While Gujarat reported 548 fresh Covid-19 cases, crossing the 500-mark for the first time after more than six-and-a-half months, Karnataka had 566, Telangana 235, Goa 112 and Rajasthan 100-plus cases.

INSACOG, meanwhile, said there is now clear experimental and clinical data supporting the very high immune escape potential of Omicron, but initial estimates show the severity of illness being lower than what was seen in previous outbreaks. In India, appropriate public health measures and investigations are being conducted for surveillance of Omicron, the genomic consortium said, while noting that globally there appears to be significantly reduced ability of vaccines or prior infection to protect against symptomatic infection by the new variant.

In its latest bulletin, INSACOG said: “While Delta continues to be the most prevalent VOC globally, the Omicron variant has completely displaced it in southern Africa and is on track to become the dominant variant in UK and elsewhere.”

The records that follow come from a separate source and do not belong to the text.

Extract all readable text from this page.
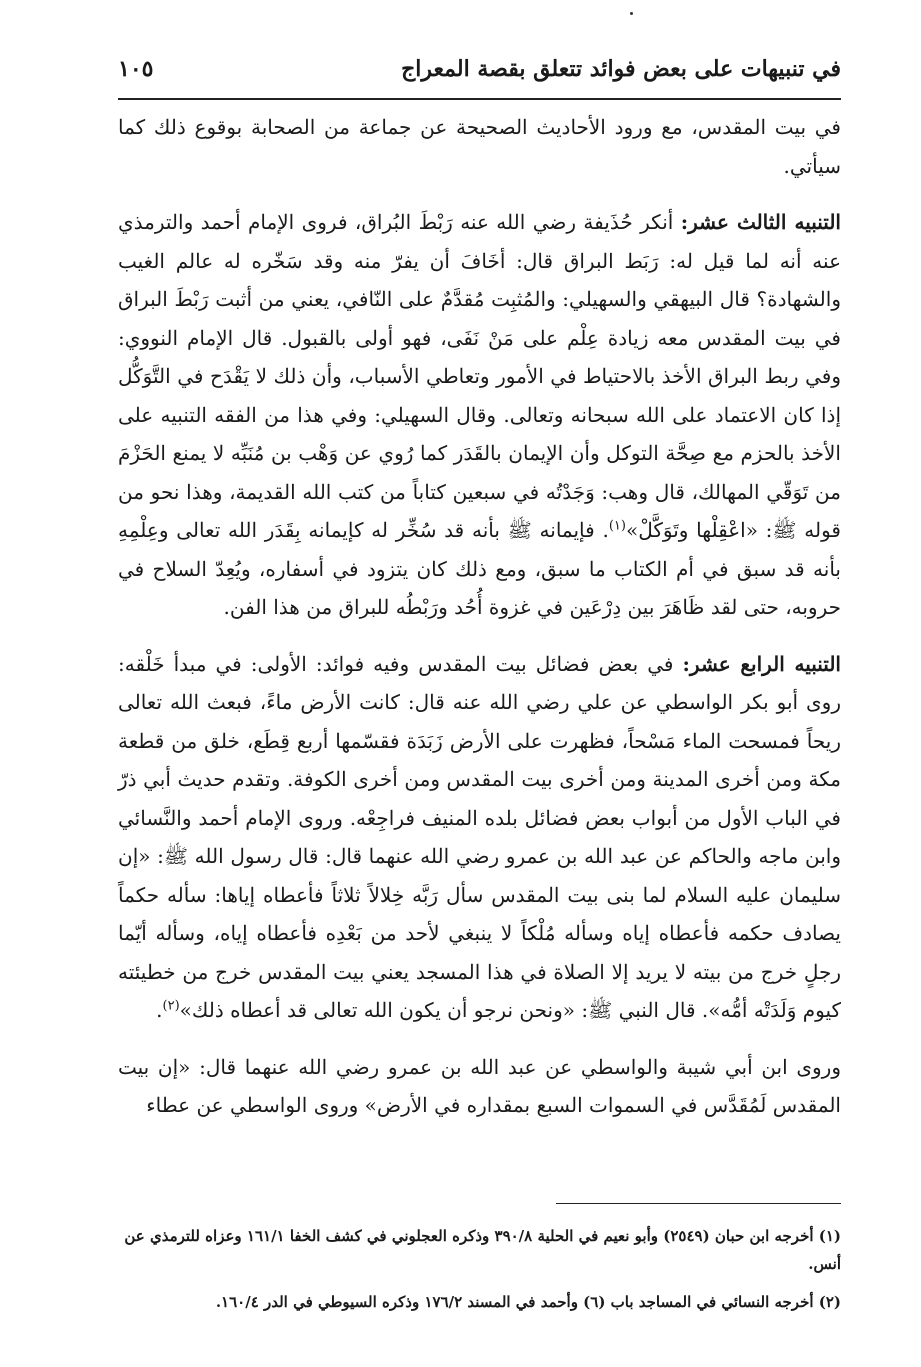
في تنبيهات على بعض فوائد تتعلق بقصة المعراج
١٠٥

في بيت المقدس، مع ورود الأحاديث الصحيحة عن جماعة من الصحابة بوقوع ذلك كما سيأتي.

التنبيه الثالث عشر: أنكر حُذَيفة رضي الله عنه رَبْطَ البُراق، فروى الإمام أحمد والترمذي عنه أنه لما قيل له: رَبَط البراق قال: أخَافَ أن يفرّ منه وقد سَخّره له عالم الغيب والشهادة؟ قال البيهقي والسهيلي: والمُثبِت مُقدَّمٌ على النّافي، يعني من أثبت رَبْطَ البراق في بيت المقدس معه زيادة عِلْم على مَنْ نَفَى، فهو أولى بالقبول. قال الإمام النووي: وفي ربط البراق الأخذ بالاحتياط في الأمور وتعاطي الأسباب، وأن ذلك لا يَقْدَح في التَّوَكُّل إذا كان الاعتماد على الله سبحانه وتعالى. وقال السهيلي: وفي هذا من الفقه التنبيه على الأخذ بالحزم مع صِحَّة التوكل وأن الإيمان بالقَدَر كما رُوي عن وَهْب بن مُنَبِّه لا يمنع الحَزْمَ من تَوَقّي المهالك، قال وهب: وَجَدْتُه في سبعين كتاباً من كتب الله القديمة، وهذا نحو من قوله ﷺ: «اعْقِلْها وتَوَكَّلْ»$^{(١)}$. فإيمانه ﷺ بأنه قد سُخِّر له كإيمانه بِقَدَر الله تعالى وعِلْمِهِ بأنه قد سبق في أم الكتاب ما سبق، ومع ذلك كان يتزود في أسفاره، ويُعِدّ السلاح في حروبه، حتى لقد ظَاهَرَ بين دِرْعَين في غزوة أُحُد ورَبْطُه للبراق من هذا الفن.

التنبيه الرابع عشر: في بعض فضائل بيت المقدس وفيه فوائد: الأولى: في مبدأ خَلْقه: روى أبو بكر الواسطي عن علي رضي الله عنه قال: كانت الأرض ماءً، فبعث الله تعالى ريحاً فمسحت الماء مَسْحاً، فظهرت على الأرض زَبَدَة فقسّمها أربع قِطَع، خلق من قطعة مكة ومن أخرى المدينة ومن أخرى بيت المقدس ومن أخرى الكوفة. وتقدم حديث أبي ذرّ في الباب الأول من أبواب بعض فضائل بلده المنيف فراجِعْه. وروى الإمام أحمد والنَّسائي وابن ماجه والحاكم عن عبد الله بن عمرو رضي الله عنهما قال: قال رسول الله ﷺ: «إن سليمان عليه السلام لما بنى بيت المقدس سأل رَبَّه خِلالاً ثلاثاً فأعطاه إياها: سأله حكماً يصادف حكمه فأعطاه إياه وسأله مُلْكاً لا ينبغي لأحد من بَعْدِه فأعطاه إياه، وسأله أيّما رجلٍ خرج من بيته لا يريد إلا الصلاة في هذا المسجد يعني بيت المقدس خرج من خطيئته كيوم وَلَدَتْه أمُّه». قال النبي ﷺ: «ونحن نرجو أن يكون الله تعالى قد أعطاه ذلك»$^{(٢)}$.

وروى ابن أبي شيبة والواسطي عن عبد الله بن عمرو رضي الله عنهما قال: «إن بيت المقدس لَمُقَدَّس في السموات السبع بمقداره في الأرض» وروى الواسطي عن عطاء

(١) أخرجه ابن حبان (٢٥٤٩) وأبو نعيم في الحلية ٣٩٠/٨ وذكره العجلوني في كشف الخفا ١٦١/١ وعزاه للترمذي عن أنس.

(٢) أخرجه النسائي في المساجد باب (٦) وأحمد في المسند ١٧٦/٢ وذكره السيوطي في الدر ١٦٠/٤.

The genomic consortium said: “Initial estimates of severity of illness have, however, been lower than seen in previous outbreaks. Whether these initial observations are generalisable to older non-immune subjects is not clear and the threat level is still considered high.”

WHO highlighted that “consistent evidence shows the Omicron variant has a growth advantage over Delta, with a doubling time of two to three days.” It added: “The overall risk related to the new variant of concern Omicron remains very high.”